Three energy leaders of tomorrow from New Zealand to get their say at 2013 World Energy Congress

Monday 24 June 2013, 12:10PM
By Business NZ

The next generation of energy industry leaders will play a key role at the World Energy Congress in Korea, 13 to 17 October 2013, as the event launches its Future Energy Leaders Programme (FELP) says BusinessNZ Energy Council (BEC) Chair, Dr Rob Whitney.

The initiative is aimed at attracting to the Congress some of the brightest young talent from across the globe.  One hundred delegates from 44 countries have been selected to take part, including three from New Zealand.  A total of 46 nationalities will be represented on the programme.  This elite group will contribute their unique insights to the Congress programme, which has been developed under the overall theme of “Securing Tomorrow’s Energy Today”.

All FELP participants are working in energy-related fields, including government, industry, finance, academia and NGOs, and were nominated as a Future Energy Leader by their home countries in Africa, Asia/Oceania, Europe, Latin America, North America, and the Middle East.  Financial support for the programme is being provided by the World Energy Congress Organising Committee and the Korean government’s Ministry of Trade, Industry and Energy.

The BEC, as New Zealand’s member committee of the World Energy Council, welcomes the opportunity to identify New Zealand’s young energy sector leaders and we’re excited to be able to offer them this experience says Dr Whitney.  The FELP offers a unique opportunity to identify, encourage and inspire the next generation of energy leaders, facilitating a genuinely global dialogue on crucial developments in the energy sector and the ability to bring this into a New Zealand context.

Our future energy leaders from business (Sheena Thomas, Z Energy and Linda Mulvihill, Fonterra) and government (Jenny Lackey, the Energy Efficiency and Conservation Authority, EECA) reflects our desire to facilitate greater understanding and the sharing of new ideas as we strive to build a sustainable energy future.

Christoph Frei, Secretary General of the World Energy Council, commented:

“I am excited that such a diverse group of bright young talent will be joining us at this year’s Congress.

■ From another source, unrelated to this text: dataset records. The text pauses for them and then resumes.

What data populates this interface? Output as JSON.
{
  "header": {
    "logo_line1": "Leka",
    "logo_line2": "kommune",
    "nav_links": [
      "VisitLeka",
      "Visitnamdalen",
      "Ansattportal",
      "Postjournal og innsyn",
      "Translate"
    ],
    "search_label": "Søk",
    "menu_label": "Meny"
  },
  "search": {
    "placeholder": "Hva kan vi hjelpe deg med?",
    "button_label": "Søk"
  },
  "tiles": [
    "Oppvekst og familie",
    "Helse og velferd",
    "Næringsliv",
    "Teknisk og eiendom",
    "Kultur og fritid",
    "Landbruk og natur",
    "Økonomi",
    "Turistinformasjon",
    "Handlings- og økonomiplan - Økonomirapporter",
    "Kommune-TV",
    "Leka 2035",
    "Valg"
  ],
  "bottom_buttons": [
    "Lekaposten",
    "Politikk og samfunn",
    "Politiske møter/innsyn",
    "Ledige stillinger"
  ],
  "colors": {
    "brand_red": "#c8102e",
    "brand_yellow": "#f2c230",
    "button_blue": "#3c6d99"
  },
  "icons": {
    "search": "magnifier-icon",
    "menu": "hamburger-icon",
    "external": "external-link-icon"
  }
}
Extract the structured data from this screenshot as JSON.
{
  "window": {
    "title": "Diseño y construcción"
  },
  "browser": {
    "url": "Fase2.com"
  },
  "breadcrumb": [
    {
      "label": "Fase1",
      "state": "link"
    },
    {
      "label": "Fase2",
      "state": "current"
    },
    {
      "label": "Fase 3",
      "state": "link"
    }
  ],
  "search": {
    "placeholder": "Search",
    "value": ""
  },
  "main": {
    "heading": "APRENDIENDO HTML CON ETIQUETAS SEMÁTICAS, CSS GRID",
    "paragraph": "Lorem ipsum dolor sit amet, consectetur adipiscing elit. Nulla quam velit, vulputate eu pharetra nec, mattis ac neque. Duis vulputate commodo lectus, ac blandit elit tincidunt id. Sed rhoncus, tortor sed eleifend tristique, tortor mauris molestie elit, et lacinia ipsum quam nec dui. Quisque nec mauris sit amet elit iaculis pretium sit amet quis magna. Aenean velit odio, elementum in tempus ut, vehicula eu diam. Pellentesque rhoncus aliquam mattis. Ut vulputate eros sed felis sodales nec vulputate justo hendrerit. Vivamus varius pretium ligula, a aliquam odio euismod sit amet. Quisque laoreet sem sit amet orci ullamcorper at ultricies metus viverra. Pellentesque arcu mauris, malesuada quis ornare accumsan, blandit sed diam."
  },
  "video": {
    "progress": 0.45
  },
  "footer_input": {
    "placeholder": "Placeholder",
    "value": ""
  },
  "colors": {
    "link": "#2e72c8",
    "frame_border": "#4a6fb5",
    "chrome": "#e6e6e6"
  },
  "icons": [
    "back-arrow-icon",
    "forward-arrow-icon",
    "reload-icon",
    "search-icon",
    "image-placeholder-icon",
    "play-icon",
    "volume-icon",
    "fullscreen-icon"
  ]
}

It is the emerging energy leaders who drive the global energy transformation and hold the key to our sustainable energy future.  Their insights will help steer the discussions at the Congress and underpin our ambition: to provide sustainable energy systems for the benefit of all.”

He added: “As a former WEC Future Energy Leader myself I know how inspirational and transformative this group can be.”

As preparations for the most important energy event of the year gather pace, the Future Energy Leaders have already been assigned to working groups covering the following key themes:

  • New frontiers for oil and gas: are we ready? Do we need them?
  • Transitioning away from carbon energy: what are the alternatives?
  • Financing mechanisms for the development of small to mid-scale energy projects
  • The role of alternative transport fuels: what does the future hold?
  • The global master plan: Do we need one? What would it look like?
  • What technology can fundamentally change the power generation portfolio by 2050?
  • Moving towards a smart energy future
  • Energy without limits: meeting the needs of the poorest communities
  • The global geopolitics of oil and gas


New Zealand’s unique contribution to past FELPs has been recognised with the appointment of Nathan Bittle from the Ministry of Business, Innovation and Employment as a previous FELP participant to be one of the working group leaders.

Hwan-eik Cho, Chairman of the Daegu 2013 Organising Committee, commented:

“As the sector’s premier event, the World Energy Congress is the ideal platform to showcase the talent of young leaders today.  We are particularly grateful for the generous support of the Korean government’s Ministry of Trade, Industry and Energy, which is giving financial assistance to FELP delegates from developing countries.  I am confident that all participants in this important programme will make a significant contribution to our discussions, and look forward to welcoming them to Korea.”

This year’s Congress is only the second to be held in East Asia in the event’s 90-year history.  Delegates from across the global energy and related sectors will include government ministers, heads of state and current and future industry leaders from both developed and developing nations.  The event, being hosted by the World Energy Council and the WEC Daegu 2013 Organising Committee, which represents the Council’s Korean members, will have three New Zealand speakers being the Hon Tim Groser, Minister for Climate Change Issues, Mr Mike Underhill, CEO of EECA, and Dr Rob Whitney, CEO of CRL Energy and Chair of the BEC.